Thanks for everyone!
Your proof is correct, but you can do it easier. The fundamental group of of a based space $(X,x_0)$ is usually introduced as the set of equivalence classes of closed paths beginning and ending at $x_0$ ("closed paths based at $x_0$"). The equivalence relation is homotopy rel. $\{ 0,1 \}$ ("path homotopy").
There is a 1-1-correspondence between closed paths $u : [0,1] \to X$ based at $x_0$ and basepoint-preserving maps $\lambda : (S^1,1) \to (X,x_0)$. In fact, let $p : [0,1] \to S^1$ be the quotient map $p(t) = e^{2\pi i t}$. Then for each basepoint-preserving $\lambda : (S^1,1) \to (X,x_0)$ the path $\lambda \circ p$ is a closed path at $x_0$. Conversely, for each closed path $u$ based at $x_0$ there exists a unique basepoint-preserving $\lambda : (S^1,1) \to (X,x_0)$ such that $\lambda \circ p = u$. Similarly you can show that path homotopies of closed paths based at $x_0$ are in 1-1-correspondence with basepoint-preserving homotopies of basepoint-preserving maps $(S^1,1) \to (X,x_0)$. Therefore we can naturally identify $\pi_1(X,x_0)$ with the set of basepoint-preserving homotopy classes of basepoint-preserving maps $(S^1,1) \to (X,x_0)$. If $f : (X,x_0) \to (Y,y_0)$ is basepoint-preserving map, then clearly the induced $f_*$ on fundamental groups is given by $f_*([\lambda]) = [f \circ \lambda]$.

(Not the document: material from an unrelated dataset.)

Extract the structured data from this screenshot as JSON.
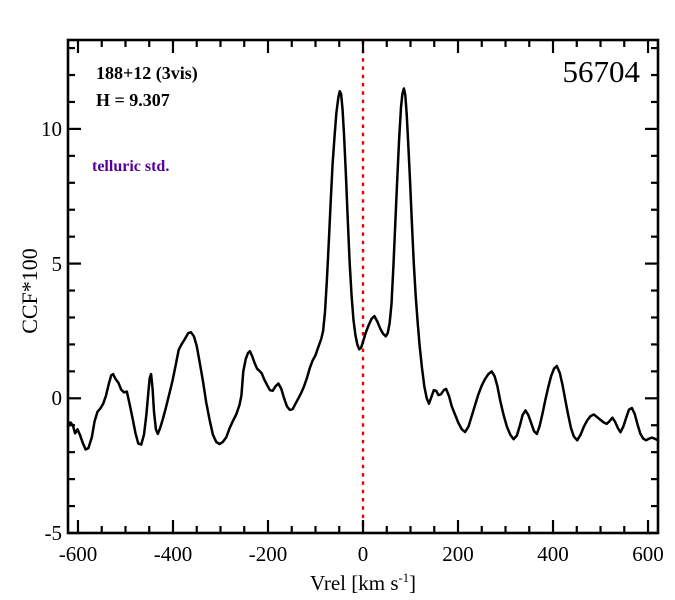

Now let $\Upsilon : \pi_1(S^1,1) \to \pi_1(S^1,1)$ be a homomorphisms. We know that $\pi_1(S^1,1)$ is infinite cyclic generated by the equivalence class $1 = [id]$ of the identity map on $S^1$. Take any $f : (S^1,1) \to (S^1,1)$ representing $\Upsilon(1)$. Then $$f_*(1) = f_*([id]) = [f \circ id] = [f] = \Upsilon(1) .$$ This suffices to prove the claim because the homomorphisms $f_*, \Upsilon$ agree on the generator.